It started with me giving a piece of candy to the homeless guy outside the bodega.
I was with my brother, and handed him an atomic fireball on our way out. That was my favorite candy when I was 8. He thanked me, called me a good kid, and said he’d grant me one wish.
My brother had just beaten me in every single game we’d played that day: from bike racing to breath holding to monopoly. I was tired of losing, tired of always being called the “loser little brother,” and so I easily said,
“I want to win at everything. I don’t want to lose ever again.”
I was a kid. I didn’t know what that meant. But it didn’t take long for me to begin to learn the consequences of my wish when my brother took off in the crosswalk during a green light, shouting behind him, “Bet you I can make it across the street in front of that car.” And he didn’t. I don’t even know why. It’s like he froze in place until the car hit him. That’s how it started.
Since that day, all prophecies have become self-fulfilling. Every guess is the right one. Every bet ends in my favor. I don’t have to wonder about the outcome of anything.
Do you know how many guesses you make per day? How often you gauge the probability of things without even realizing it?
The thing about winning is that, when it happens all the time, you’re acutely aware that someone else must lose. Even the smallest “wins” can have big consequences.
Once, when I still used to work, I wanted the last doughnut out of the box in the office breakroom. I guess someone else wanted the same because when he stood, his knee abruptly dislocated.

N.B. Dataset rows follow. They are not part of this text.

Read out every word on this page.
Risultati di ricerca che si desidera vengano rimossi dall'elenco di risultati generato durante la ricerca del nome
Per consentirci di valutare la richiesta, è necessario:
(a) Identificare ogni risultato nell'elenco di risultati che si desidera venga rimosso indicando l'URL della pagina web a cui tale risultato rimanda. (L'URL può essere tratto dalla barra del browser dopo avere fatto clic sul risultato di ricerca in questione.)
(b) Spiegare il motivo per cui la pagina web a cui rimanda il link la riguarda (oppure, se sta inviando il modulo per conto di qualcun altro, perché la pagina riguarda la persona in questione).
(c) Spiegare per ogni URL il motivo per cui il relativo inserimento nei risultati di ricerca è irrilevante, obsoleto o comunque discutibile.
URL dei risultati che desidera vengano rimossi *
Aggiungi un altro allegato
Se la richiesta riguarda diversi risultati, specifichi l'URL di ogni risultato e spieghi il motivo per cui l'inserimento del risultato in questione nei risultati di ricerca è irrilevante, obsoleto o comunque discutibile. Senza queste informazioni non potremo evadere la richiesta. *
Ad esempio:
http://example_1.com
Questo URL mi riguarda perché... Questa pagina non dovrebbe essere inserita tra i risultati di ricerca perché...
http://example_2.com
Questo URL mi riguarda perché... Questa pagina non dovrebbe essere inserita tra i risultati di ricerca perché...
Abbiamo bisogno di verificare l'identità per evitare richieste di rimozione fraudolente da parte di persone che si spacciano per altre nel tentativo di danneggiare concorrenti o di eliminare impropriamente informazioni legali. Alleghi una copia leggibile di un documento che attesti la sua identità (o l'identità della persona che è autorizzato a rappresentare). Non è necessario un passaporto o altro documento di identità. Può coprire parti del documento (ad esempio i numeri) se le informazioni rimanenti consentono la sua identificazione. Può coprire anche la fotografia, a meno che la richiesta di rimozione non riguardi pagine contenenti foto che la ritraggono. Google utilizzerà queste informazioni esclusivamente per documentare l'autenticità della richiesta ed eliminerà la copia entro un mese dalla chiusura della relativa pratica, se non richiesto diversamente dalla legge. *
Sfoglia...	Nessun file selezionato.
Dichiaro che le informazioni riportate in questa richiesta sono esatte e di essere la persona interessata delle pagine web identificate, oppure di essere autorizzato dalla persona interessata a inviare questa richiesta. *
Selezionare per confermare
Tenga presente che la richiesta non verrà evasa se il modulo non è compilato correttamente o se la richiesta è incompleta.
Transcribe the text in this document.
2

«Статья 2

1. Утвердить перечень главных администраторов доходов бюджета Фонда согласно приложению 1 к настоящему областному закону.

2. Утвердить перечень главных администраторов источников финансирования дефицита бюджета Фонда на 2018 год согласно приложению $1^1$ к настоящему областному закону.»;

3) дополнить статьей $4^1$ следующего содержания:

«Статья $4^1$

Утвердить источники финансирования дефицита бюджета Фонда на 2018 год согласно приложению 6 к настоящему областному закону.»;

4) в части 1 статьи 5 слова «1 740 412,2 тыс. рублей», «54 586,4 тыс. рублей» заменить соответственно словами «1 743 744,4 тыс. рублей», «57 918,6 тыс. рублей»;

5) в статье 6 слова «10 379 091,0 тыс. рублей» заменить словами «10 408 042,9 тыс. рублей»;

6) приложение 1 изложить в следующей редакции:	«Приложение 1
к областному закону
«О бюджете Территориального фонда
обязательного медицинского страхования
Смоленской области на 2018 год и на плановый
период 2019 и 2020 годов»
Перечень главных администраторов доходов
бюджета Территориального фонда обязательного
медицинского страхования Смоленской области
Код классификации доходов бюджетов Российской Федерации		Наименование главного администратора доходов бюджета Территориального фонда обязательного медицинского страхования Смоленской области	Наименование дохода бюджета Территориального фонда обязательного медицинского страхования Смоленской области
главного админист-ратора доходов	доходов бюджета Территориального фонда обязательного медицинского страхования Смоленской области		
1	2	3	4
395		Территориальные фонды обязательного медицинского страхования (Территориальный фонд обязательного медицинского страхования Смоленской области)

No way to walk across the room and get a doughnut if you can’t walk.
I’ve won the lottery twice. Big jackpots. The eight and nine figure kind. The second time I won, the lottery commission wanted to investigate. Then the lottery system was suspended for months by a massive, catastrophic failure. Suddenly, I’m not a problem anymore.
I’ve even been at fault for natural disasters. Do you know what that guilt is like? When an earthquake kills hundreds of people simply because you watched the wrong documentary?
Since then, I’ve moved into the boonies with my winnings alone. I don’t have a TV. I don’t keep up with the news. I’m barely on the internet, and I hardly talk to anyone.
I can’t have a partner because I can’t be sure they want me or if it’s because of the wish. I can’t be sure they’ll be able to leave. I can’t be sure the side effects of my wish won’t kill them if they try.
Life is so predictable for me, it’s terrifying. Because it’s predictable only for me. I don’t know how my choices will ruin the lives of other people.
I don’t know what to do anymore. Can you help me?